El posgrado se ubica en un espacio de la educación continua, necesaria para la actualización profesional y mejora de las competencias profesionales. Desde aquí, la respuesta está dirigida a que todos son necesarios, toda vez, que todo profesional requiere actualizarse en teorías, técnicas, procedimientos, normativas etc, a su vez que estos le permiten fortalecer las competencias necesarias para el ejercicio profesional.
¿Hacia qué carreras van dirigidos y a qué sectores laborales?
La especialización de las competencias laborales, la competitividad, acceso a trabajos más estables, requieren que los profesionales de todas las disciplinas estén en permanente formación. Por lo que, alineado a estas necesidades, las Universidades ofrecen una amplia opción de programas, que van desde las especializaciones que se desarrollan en un año aproximadamente y cuyo contenido es muy especializado, y las maestría y doctorados que requieren mayor inversión en tiempo, y la formación implica competencias investigativas. Es una necesidad la formación posgradual de cualquier nivel para mantener un perfil profesional atractivo al mercado laboral.

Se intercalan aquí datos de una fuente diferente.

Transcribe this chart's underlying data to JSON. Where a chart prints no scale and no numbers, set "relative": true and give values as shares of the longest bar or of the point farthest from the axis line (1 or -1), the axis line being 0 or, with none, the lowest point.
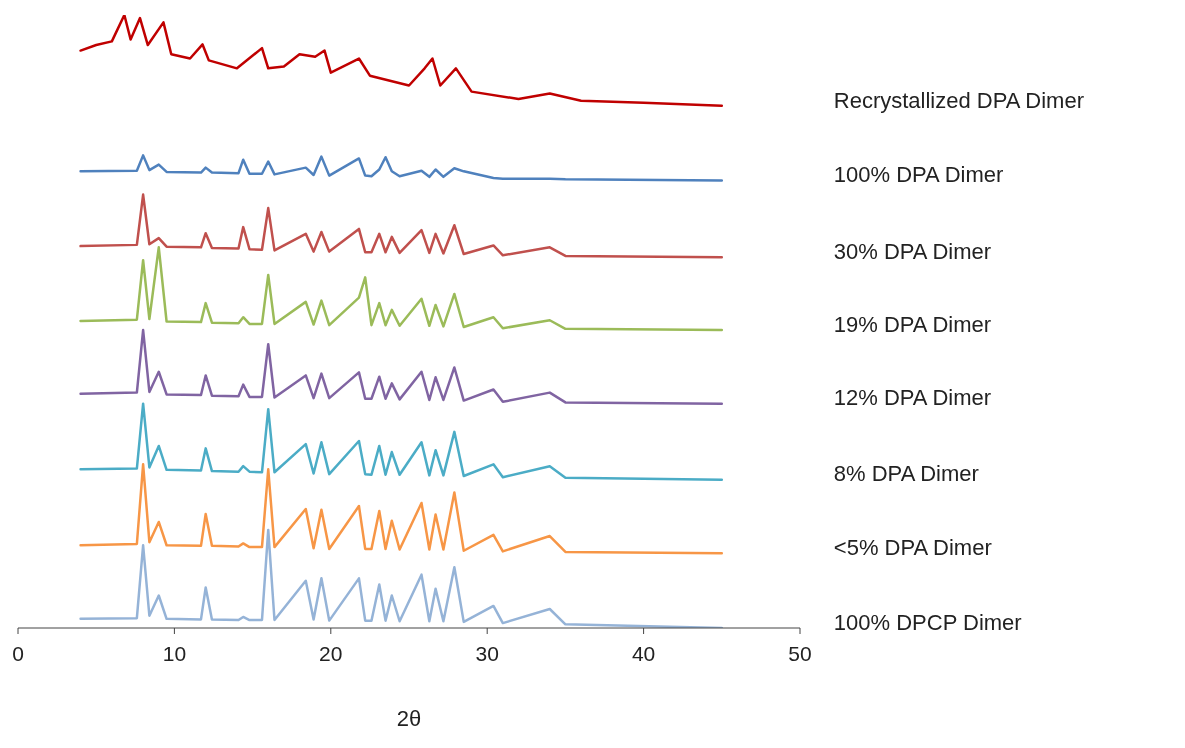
{
  "chart_data": {
    "type": "line",
    "xlabel": "2θ",
    "xlim": [
      0,
      50
    ],
    "xticks": [
      0,
      10,
      20,
      30,
      40,
      50
    ],
    "relative": true,
    "tick_labels": "x",
    "x": [
      4,
      7.6,
      8,
      8.4,
      9,
      9.5,
      11.7,
      12,
      12.4,
      14.1,
      14.4,
      14.8,
      15.6,
      16,
      16.4,
      18.4,
      18.9,
      19.4,
      19.9,
      21.8,
      22.2,
      22.6,
      23.1,
      23.5,
      23.9,
      24.4,
      25.8,
      26.3,
      26.7,
      27.2,
      27.9,
      28.5,
      30.4,
      31,
      34,
      35,
      45
    ],
    "series": [
      {
        "name": "Recrystallized DPA Dimer",
        "color": "#c00000",
        "x": [
          4,
          5,
          6,
          6.8,
          7.2,
          7.8,
          8.3,
          9.3,
          9.8,
          11,
          11.8,
          12.2,
          14,
          15.6,
          16,
          17,
          18,
          19,
          19.6,
          20,
          21.8,
          22.5,
          25,
          26,
          26.5,
          27,
          28,
          29,
          32,
          34,
          36,
          40,
          45
        ],
        "values": [
          0.942,
          0.951,
          0.957,
          1,
          0.96,
          0.995,
          0.951,
          0.988,
          0.936,
          0.929,
          0.952,
          0.926,
          0.913,
          0.946,
          0.913,
          0.916,
          0.936,
          0.932,
          0.942,
          0.906,
          0.929,
          0.901,
          0.885,
          0.913,
          0.929,
          0.885,
          0.913,
          0.875,
          0.863,
          0.872,
          0.86,
          0.857,
          0.852
        ]
      },
      {
        "name": "100% DPA Dimer",
        "color": "#4f81bd",
        "values": [
          0.745,
          0.746,
          0.771,
          0.747,
          0.756,
          0.744,
          0.743,
          0.751,
          0.743,
          0.742,
          0.764,
          0.741,
          0.741,
          0.761,
          0.74,
          0.751,
          0.739,
          0.769,
          0.738,
          0.766,
          0.738,
          0.737,
          0.748,
          0.768,
          0.745,
          0.737,
          0.746,
          0.736,
          0.748,
          0.736,
          0.75,
          0.745,
          0.734,
          0.733,
          0.733,
          0.732,
          0.73
        ]
      },
      {
        "name": "30% DPA Dimer",
        "color": "#c0504d",
        "values": [
          0.623,
          0.625,
          0.707,
          0.626,
          0.636,
          0.622,
          0.621,
          0.644,
          0.62,
          0.619,
          0.654,
          0.618,
          0.617,
          0.685,
          0.616,
          0.643,
          0.614,
          0.646,
          0.614,
          0.651,
          0.613,
          0.613,
          0.643,
          0.613,
          0.638,
          0.612,
          0.649,
          0.612,
          0.643,
          0.611,
          0.657,
          0.61,
          0.624,
          0.608,
          0.621,
          0.607,
          0.605
        ]
      },
      {
        "name": "19% DPA Dimer",
        "color": "#9bbb59",
        "values": [
          0.501,
          0.503,
          0.6,
          0.504,
          0.621,
          0.5,
          0.499,
          0.53,
          0.498,
          0.497,
          0.507,
          0.496,
          0.496,
          0.576,
          0.496,
          0.532,
          0.495,
          0.534,
          0.494,
          0.539,
          0.572,
          0.494,
          0.53,
          0.494,
          0.519,
          0.493,
          0.537,
          0.493,
          0.527,
          0.492,
          0.545,
          0.491,
          0.507,
          0.489,
          0.502,
          0.488,
          0.486
        ]
      },
      {
        "name": "12% DPA Dimer",
        "color": "#8064a2",
        "values": [
          0.382,
          0.384,
          0.486,
          0.385,
          0.418,
          0.381,
          0.38,
          0.412,
          0.379,
          0.378,
          0.397,
          0.377,
          0.377,
          0.463,
          0.376,
          0.412,
          0.375,
          0.415,
          0.375,
          0.417,
          0.374,
          0.374,
          0.41,
          0.374,
          0.399,
          0.373,
          0.418,
          0.372,
          0.409,
          0.372,
          0.425,
          0.371,
          0.389,
          0.369,
          0.384,
          0.368,
          0.366
        ]
      },
      {
        "name": "8% DPA Dimer",
        "color": "#4bacc6",
        "values": [
          0.259,
          0.26,
          0.366,
          0.262,
          0.297,
          0.258,
          0.257,
          0.293,
          0.256,
          0.255,
          0.264,
          0.255,
          0.254,
          0.357,
          0.254,
          0.3,
          0.252,
          0.303,
          0.251,
          0.305,
          0.251,
          0.25,
          0.297,
          0.25,
          0.287,
          0.25,
          0.303,
          0.249,
          0.29,
          0.249,
          0.32,
          0.248,
          0.267,
          0.246,
          0.264,
          0.245,
          0.242
        ]
      },
      {
        "name": "<5% DPA Dimer",
        "color": "#f79646",
        "values": [
          0.135,
          0.137,
          0.267,
          0.14,
          0.173,
          0.135,
          0.134,
          0.186,
          0.134,
          0.133,
          0.138,
          0.132,
          0.132,
          0.259,
          0.132,
          0.194,
          0.13,
          0.193,
          0.129,
          0.199,
          0.129,
          0.129,
          0.191,
          0.129,
          0.175,
          0.128,
          0.204,
          0.128,
          0.185,
          0.128,
          0.221,
          0.126,
          0.152,
          0.125,
          0.15,
          0.124,
          0.122
        ]
      },
      {
        "name": "100% DPCP Dimer",
        "color": "#95b3d7",
        "values": [
          0.015,
          0.016,
          0.135,
          0.02,
          0.053,
          0.015,
          0.014,
          0.066,
          0.014,
          0.013,
          0.018,
          0.013,
          0.013,
          0.16,
          0.013,
          0.077,
          0.014,
          0.081,
          0.012,
          0.081,
          0.012,
          0.012,
          0.071,
          0.012,
          0.053,
          0.011,
          0.087,
          0.011,
          0.064,
          0.011,
          0.099,
          0.01,
          0.036,
          0.008,
          0.031,
          0.006,
          0
        ]
      }
    ]
  }
}
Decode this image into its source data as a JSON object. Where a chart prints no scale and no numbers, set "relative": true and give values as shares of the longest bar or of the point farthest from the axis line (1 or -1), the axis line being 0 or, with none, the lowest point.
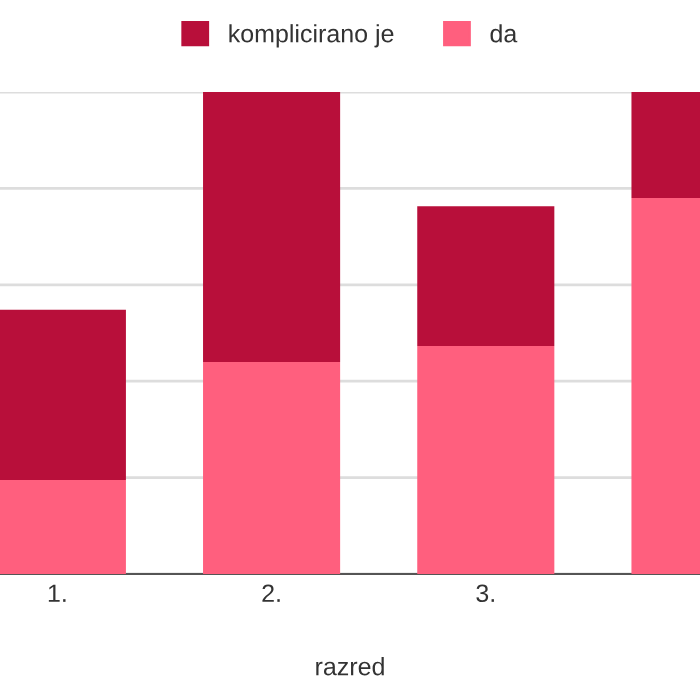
{
  "chart_data": {
    "type": "bar",
    "stacked": true,
    "relative": true,
    "xlabel": "razred",
    "categories": [
      "1.",
      "2.",
      "3.",
      null
    ],
    "series": [
      {
        "name": "da",
        "color": "#ff5f7e",
        "values": [
          0.195,
          0.44,
          0.473,
          0.78
        ]
      },
      {
        "name": "komplicirano je",
        "color": "#b80f3a",
        "values": [
          0.353,
          0.56,
          0.29,
          0.22
        ]
      }
    ],
    "grid": "y",
    "legend": "top"
  }
}
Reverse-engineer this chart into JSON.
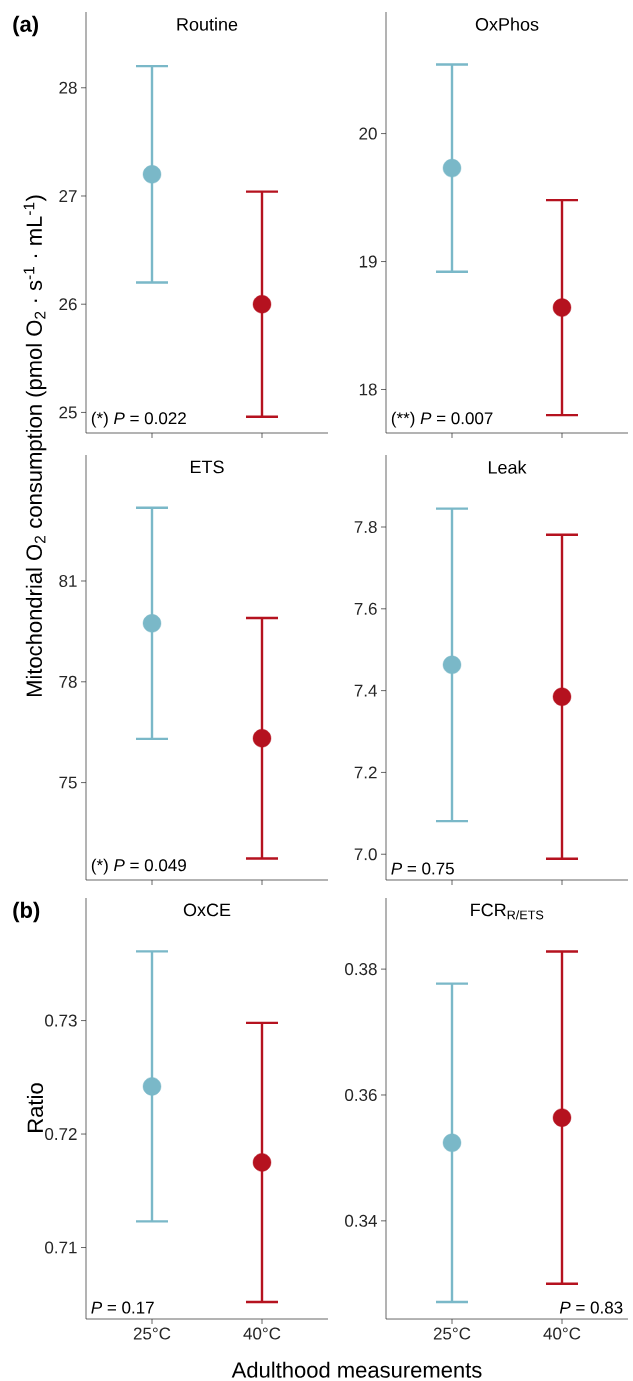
{
  "chart_data": [
    {
      "type": "scatter",
      "title": "Routine",
      "ylabel": "Mitochondrial O$_{2}$ consumption (pmol O$_{2}$ · s$^{-1}$ · mL$^{-1}$)",
      "categories": [
        null,
        null
      ],
      "values": [
        27.2,
        26.0
      ],
      "errors": [
        1.0,
        1.04
      ],
      "colors": [
        "#7ab8c8",
        "#b5121f"
      ],
      "ylim": [
        24.81,
        28.7
      ],
      "yticks": [
        25,
        26,
        27,
        28
      ],
      "tick_labels": "y",
      "annotations": [
        "**(a)**",
        "(*) *P* = 0.022"
      ]
    },
    {
      "type": "scatter",
      "title": "OxPhos",
      "categories": [
        null,
        null
      ],
      "values": [
        19.73,
        18.64
      ],
      "errors": [
        0.81,
        0.84
      ],
      "colors": [
        "#7ab8c8",
        "#b5121f"
      ],
      "ylim": [
        17.66,
        20.95
      ],
      "yticks": [
        18,
        19,
        20
      ],
      "tick_labels": "y",
      "annotations": [
        "(**) *P* = 0.007"
      ]
    },
    {
      "type": "scatter",
      "title": "ETS",
      "categories": [
        null,
        null
      ],
      "values": [
        79.74,
        76.32
      ],
      "errors": [
        3.44,
        3.58
      ],
      "colors": [
        "#7ab8c8",
        "#b5121f"
      ],
      "ylim": [
        72.1,
        84.75
      ],
      "yticks": [
        75,
        78,
        81
      ],
      "tick_labels": "y",
      "annotations": [
        "(*) *P* = 0.049"
      ]
    },
    {
      "type": "scatter",
      "title": "Leak",
      "categories": [
        null,
        null
      ],
      "values": [
        7.463,
        7.385
      ],
      "errors": [
        0.382,
        0.396
      ],
      "colors": [
        "#7ab8c8",
        "#b5121f"
      ],
      "ylim": [
        6.937,
        7.976
      ],
      "yticks": [
        {
          "value": 7.0,
          "label": "7.0"
        },
        7.2,
        7.4,
        7.6,
        7.8
      ],
      "tick_labels": "y",
      "annotations": [
        "*P* = 0.75"
      ]
    },
    {
      "type": "scatter",
      "title": "OxCE",
      "ylabel": "Ratio",
      "xlabel": "Adulthood measurements",
      "categories": [
        "25°C",
        "40°C"
      ],
      "values": [
        0.7242,
        0.7175
      ],
      "errors": [
        0.0119,
        0.0123
      ],
      "colors": [
        "#7ab8c8",
        "#b5121f"
      ],
      "ylim": [
        0.7037,
        0.7408
      ],
      "yticks": [
        0.71,
        0.72,
        0.73
      ],
      "annotations": [
        "**(b)**",
        "*P* = 0.17"
      ]
    },
    {
      "type": "scatter",
      "title": "FCR$_{R/ETS}$",
      "categories": [
        "25°C",
        "40°C"
      ],
      "values": [
        0.3524,
        0.3564
      ],
      "errors": [
        0.0253,
        0.0264
      ],
      "colors": [
        "#7ab8c8",
        "#b5121f"
      ],
      "ylim": [
        0.3244,
        0.3913
      ],
      "yticks": [
        0.34,
        0.36,
        0.38
      ],
      "annotations": [
        "*P* = 0.83"
      ]
    }
  ]
}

¿Cuál es la apuesta de la educación superior hacia el futuro, partiendo de este cambio coyuntural que se vive?
La situación que estamos atravesando nos enseñó que no hay barreras para el conocimiento, que es posible el diálogo entre pares sin restricciones. Al abrirse estas oportunidades las Universidades requieren fortalecer el trabajo en redes, mirar hacia afuera y construir con otros y para otros. Las competencias tecnológicas y comunicativas, sobre todo el manejo del idioma debe hacer parte trasversal de los currículos, al igual que el emprendimiento.
La actualización curricular debe ser permanente, ya que el conocimiento está fluyendo rápidamente y los programas tienen que estar a la vanguardia de estos.
¿Qué novedades vendrán amparadas en la virtualidad?
La virtualidad nos une, lo que viene son mayores oportunidades, para desarrollarse. Las universidades se van a abrir más al mundo, y cada vez más tendremos acceso a él, en las aulas. Podremos compartir experiencias con pares nacionales e internacionales, esto favorecerá las relaciones interculturales y generara mayor competitividad por lo que los estudiantes recibirán una formación más ajustada a los procesos globales.
Y sobre todo, tendrá más posibilidad para poder elegir un programa ajustado a sus intereses personales, profesionales y económicos.